The Civil Code specifically commands in the second sentence of its article 363 that
"No mother shall be separated from her child under seven years of age, unless the
court finds compelling reasons for such measure."

The order dated April 27, 1963 of the CFI, insofar as it awarded custody of the two
older children who were 6 and 5 years old, respectively, to the father, is null and void.

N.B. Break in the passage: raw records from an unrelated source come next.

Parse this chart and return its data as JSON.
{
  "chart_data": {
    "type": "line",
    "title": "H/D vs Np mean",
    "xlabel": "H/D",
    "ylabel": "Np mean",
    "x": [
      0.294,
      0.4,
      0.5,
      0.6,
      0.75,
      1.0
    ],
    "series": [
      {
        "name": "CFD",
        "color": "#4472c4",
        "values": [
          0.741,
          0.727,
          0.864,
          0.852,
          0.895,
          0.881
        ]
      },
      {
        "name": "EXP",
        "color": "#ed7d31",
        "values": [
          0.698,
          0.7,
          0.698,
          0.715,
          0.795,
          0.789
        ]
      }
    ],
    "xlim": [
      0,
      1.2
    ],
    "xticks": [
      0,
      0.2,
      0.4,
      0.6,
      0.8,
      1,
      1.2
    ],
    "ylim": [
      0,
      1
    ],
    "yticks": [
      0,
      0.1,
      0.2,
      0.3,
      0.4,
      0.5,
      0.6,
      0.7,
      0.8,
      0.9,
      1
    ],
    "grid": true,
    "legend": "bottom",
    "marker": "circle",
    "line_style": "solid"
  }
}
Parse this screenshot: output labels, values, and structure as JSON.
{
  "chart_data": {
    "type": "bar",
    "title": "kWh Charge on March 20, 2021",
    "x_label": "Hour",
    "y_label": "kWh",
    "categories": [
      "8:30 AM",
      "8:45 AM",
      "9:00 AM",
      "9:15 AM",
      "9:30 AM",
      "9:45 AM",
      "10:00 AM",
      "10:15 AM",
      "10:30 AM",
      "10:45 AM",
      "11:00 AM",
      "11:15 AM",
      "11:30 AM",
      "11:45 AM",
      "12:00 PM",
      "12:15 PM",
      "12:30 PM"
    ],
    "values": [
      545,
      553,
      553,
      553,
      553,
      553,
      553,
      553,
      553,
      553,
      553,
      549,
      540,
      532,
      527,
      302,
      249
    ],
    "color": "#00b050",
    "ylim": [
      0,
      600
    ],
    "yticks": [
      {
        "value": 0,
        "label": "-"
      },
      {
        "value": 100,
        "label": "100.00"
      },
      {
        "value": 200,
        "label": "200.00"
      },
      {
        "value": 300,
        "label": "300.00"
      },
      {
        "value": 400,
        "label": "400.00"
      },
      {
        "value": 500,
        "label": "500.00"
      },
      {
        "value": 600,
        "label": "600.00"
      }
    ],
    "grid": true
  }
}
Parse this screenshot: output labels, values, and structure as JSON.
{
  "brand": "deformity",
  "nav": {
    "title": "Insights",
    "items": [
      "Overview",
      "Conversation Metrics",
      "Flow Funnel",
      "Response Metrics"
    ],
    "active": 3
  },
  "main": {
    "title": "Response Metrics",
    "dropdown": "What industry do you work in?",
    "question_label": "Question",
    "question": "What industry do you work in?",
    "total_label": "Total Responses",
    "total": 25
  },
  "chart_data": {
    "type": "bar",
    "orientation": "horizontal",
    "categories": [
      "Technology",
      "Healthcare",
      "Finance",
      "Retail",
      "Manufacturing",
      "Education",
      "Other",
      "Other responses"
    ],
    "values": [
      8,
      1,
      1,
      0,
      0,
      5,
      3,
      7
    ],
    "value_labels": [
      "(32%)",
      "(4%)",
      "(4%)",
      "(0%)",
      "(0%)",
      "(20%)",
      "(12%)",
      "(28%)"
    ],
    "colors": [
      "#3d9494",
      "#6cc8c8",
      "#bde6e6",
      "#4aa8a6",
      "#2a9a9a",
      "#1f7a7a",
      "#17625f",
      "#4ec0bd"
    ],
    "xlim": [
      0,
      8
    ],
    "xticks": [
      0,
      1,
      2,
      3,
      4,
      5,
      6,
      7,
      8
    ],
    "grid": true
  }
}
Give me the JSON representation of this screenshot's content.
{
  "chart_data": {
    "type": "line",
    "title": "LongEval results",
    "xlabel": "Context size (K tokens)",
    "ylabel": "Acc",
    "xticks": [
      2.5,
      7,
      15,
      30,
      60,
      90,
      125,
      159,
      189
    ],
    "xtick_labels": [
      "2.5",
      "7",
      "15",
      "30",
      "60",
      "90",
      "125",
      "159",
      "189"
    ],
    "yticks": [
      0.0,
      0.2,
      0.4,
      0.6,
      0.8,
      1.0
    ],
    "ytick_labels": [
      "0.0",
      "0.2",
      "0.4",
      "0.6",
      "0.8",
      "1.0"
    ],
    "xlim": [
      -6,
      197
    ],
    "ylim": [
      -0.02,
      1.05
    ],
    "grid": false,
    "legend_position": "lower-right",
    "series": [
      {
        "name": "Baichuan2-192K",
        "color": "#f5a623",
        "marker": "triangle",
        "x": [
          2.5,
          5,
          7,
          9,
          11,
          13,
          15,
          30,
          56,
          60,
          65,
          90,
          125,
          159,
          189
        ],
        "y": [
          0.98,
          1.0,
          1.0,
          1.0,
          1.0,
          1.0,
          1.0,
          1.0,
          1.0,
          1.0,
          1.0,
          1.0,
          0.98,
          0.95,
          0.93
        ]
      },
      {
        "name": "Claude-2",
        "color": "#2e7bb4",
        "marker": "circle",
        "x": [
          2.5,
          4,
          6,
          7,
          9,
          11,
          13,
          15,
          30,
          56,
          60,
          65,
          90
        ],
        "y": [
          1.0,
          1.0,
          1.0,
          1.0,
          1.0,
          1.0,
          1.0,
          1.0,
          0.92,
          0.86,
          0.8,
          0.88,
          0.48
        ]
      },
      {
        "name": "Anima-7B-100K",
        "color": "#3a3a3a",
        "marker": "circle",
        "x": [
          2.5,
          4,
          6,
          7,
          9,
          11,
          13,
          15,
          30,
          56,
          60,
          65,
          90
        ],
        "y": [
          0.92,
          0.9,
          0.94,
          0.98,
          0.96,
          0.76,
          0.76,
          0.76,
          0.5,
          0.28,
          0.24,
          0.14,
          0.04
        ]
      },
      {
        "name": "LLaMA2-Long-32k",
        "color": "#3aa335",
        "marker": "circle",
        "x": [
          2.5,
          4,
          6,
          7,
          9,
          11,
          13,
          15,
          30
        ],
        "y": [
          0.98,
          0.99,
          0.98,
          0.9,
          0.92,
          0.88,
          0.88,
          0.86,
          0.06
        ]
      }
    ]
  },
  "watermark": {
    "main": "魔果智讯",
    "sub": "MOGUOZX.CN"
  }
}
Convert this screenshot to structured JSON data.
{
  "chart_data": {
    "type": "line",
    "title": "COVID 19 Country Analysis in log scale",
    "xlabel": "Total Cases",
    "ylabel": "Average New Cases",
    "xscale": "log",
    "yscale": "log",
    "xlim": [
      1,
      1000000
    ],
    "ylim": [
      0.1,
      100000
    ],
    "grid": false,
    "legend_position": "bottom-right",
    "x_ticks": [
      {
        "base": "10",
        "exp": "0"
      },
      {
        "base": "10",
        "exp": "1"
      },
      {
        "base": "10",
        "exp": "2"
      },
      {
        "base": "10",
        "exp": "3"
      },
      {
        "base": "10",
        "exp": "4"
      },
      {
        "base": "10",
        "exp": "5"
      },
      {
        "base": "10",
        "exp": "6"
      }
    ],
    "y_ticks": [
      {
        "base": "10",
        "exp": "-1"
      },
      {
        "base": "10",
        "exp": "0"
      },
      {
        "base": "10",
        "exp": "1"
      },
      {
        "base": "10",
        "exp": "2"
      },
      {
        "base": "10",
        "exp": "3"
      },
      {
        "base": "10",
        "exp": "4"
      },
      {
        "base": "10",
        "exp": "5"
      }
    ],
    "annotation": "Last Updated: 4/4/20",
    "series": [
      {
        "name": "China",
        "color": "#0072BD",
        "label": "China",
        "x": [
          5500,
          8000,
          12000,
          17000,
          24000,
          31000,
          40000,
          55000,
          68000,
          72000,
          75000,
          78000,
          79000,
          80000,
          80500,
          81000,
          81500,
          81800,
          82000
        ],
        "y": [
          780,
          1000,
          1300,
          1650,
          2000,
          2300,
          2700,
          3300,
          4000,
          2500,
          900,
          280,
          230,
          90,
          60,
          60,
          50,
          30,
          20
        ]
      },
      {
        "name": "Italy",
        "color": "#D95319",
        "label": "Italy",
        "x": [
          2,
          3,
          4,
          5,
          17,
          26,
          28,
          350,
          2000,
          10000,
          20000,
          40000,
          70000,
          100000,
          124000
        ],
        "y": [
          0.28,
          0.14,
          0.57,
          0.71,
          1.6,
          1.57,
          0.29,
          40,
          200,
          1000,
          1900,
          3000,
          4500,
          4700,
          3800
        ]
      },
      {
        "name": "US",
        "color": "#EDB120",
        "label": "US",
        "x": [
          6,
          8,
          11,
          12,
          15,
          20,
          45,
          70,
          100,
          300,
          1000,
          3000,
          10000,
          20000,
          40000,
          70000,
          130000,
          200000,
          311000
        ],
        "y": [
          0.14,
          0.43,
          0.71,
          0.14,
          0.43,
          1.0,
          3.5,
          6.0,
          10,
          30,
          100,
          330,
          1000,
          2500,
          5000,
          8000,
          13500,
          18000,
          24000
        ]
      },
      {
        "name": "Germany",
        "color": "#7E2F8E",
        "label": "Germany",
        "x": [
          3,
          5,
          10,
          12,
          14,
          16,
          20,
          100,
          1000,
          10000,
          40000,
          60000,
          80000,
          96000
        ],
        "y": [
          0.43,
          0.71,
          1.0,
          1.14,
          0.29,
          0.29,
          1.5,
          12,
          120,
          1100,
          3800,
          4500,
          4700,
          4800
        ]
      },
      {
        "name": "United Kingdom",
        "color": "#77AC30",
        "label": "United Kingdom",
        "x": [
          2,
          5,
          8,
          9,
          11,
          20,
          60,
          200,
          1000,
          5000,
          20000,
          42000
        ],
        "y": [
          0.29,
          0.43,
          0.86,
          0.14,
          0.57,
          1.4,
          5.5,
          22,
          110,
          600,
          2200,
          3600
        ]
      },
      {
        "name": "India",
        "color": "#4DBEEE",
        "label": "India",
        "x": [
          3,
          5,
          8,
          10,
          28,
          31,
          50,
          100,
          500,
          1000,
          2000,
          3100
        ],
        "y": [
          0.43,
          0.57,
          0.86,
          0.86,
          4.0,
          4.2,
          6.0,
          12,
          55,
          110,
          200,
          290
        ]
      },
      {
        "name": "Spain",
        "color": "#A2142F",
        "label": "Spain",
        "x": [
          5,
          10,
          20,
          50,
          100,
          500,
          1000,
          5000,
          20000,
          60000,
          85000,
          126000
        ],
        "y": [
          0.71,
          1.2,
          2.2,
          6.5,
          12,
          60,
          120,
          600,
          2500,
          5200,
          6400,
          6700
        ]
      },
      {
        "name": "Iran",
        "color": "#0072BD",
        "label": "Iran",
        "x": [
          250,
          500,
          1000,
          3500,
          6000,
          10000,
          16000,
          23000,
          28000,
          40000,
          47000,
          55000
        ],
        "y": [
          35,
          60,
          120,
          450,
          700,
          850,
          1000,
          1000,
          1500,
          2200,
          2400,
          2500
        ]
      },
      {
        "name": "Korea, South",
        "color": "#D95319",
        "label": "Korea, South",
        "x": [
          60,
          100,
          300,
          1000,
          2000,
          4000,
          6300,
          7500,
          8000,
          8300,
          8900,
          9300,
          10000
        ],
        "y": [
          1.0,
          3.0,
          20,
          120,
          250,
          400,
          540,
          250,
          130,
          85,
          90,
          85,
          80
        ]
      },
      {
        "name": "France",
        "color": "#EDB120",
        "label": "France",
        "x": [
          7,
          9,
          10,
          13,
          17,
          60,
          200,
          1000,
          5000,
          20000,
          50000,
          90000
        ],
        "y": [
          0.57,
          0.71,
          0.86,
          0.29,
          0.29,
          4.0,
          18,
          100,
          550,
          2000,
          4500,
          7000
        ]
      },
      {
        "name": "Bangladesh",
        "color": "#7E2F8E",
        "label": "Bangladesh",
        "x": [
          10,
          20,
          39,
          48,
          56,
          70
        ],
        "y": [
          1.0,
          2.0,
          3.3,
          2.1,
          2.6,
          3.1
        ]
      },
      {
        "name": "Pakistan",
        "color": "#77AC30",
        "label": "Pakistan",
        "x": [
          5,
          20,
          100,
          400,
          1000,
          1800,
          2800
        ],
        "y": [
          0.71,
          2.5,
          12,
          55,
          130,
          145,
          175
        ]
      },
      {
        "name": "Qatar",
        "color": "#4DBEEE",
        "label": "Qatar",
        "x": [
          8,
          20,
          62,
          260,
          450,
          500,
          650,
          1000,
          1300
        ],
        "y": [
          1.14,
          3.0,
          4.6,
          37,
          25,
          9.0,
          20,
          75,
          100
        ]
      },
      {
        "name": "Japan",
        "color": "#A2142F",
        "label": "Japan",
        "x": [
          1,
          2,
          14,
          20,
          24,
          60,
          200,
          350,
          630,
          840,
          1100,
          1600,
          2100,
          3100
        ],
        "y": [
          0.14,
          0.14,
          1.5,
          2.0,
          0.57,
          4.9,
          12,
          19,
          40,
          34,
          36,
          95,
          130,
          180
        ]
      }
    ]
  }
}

HOWEVER, since five years have elapsed since the filing of these cases in 1963, the
ages of the four children should now be as follows: Enrique — 11, Maria Teresa — 10,
Gerrard — 9, and Ramon — 5. Therefore, the issue regarding the award of the custody
of Enrique and Maria Teresa to the petitioner spouse has become moot and academic.
The passage of time has removed the prop which supports the respondent spouse's
position.

At least one of the children is now eleven years of age and should be given the choice
of the parent he wishes to live with. This is the clear mandate of sec. 6, Rule 99 of the
Rules of Court which, states, inter alia:
147

When husband and wife are divorced or living separately and apart from each
other, and the question as to the care, custody, and control of a child or children
of their marriage is brought before a Court of First Instance by petition or as an
incident to any other proceeding, the court, upon hearing testimony as may be
pertinent, shall award the care, custody and control of each such child as will
be for its best interest permitting the child to choose which parent it prefers to
live with if it be over ten years of age, unless the parent so chosen be unfit to
take charge of the child by reason of moral depravity, habitual drunkenness,
incapacity, or poverty

The rights of every child should not be dependent solely on the wishes, much less the
whims and caprices, of his parents. His welfare should not be subject to the parents'
say-so or mutual agreement alone. Where, as in this case, the parents are already
separated in fact, the courts must step in to determine in whose custody the child can
better be assured the right granted to him by law. The need, therefore, to present
evidence regarding this matter, becomes imperative.

DISPOSITIVE PORTION
G.R. L-24259 is hereby remanded to the Court of First Instance of Negros Occidental
for further proceedings. the decision dated May 11, 1964 and the resolution dated July
31, 1964 of the Court of Appeals in CA-G.R. 32384-R (subject matter of G.R. L-23482),
and the orders dated May 28, 1963 and June 24, 1963 of the Juvenile and Domestic
Relations Court (subject matter of G.R. L-23767) are affirmed.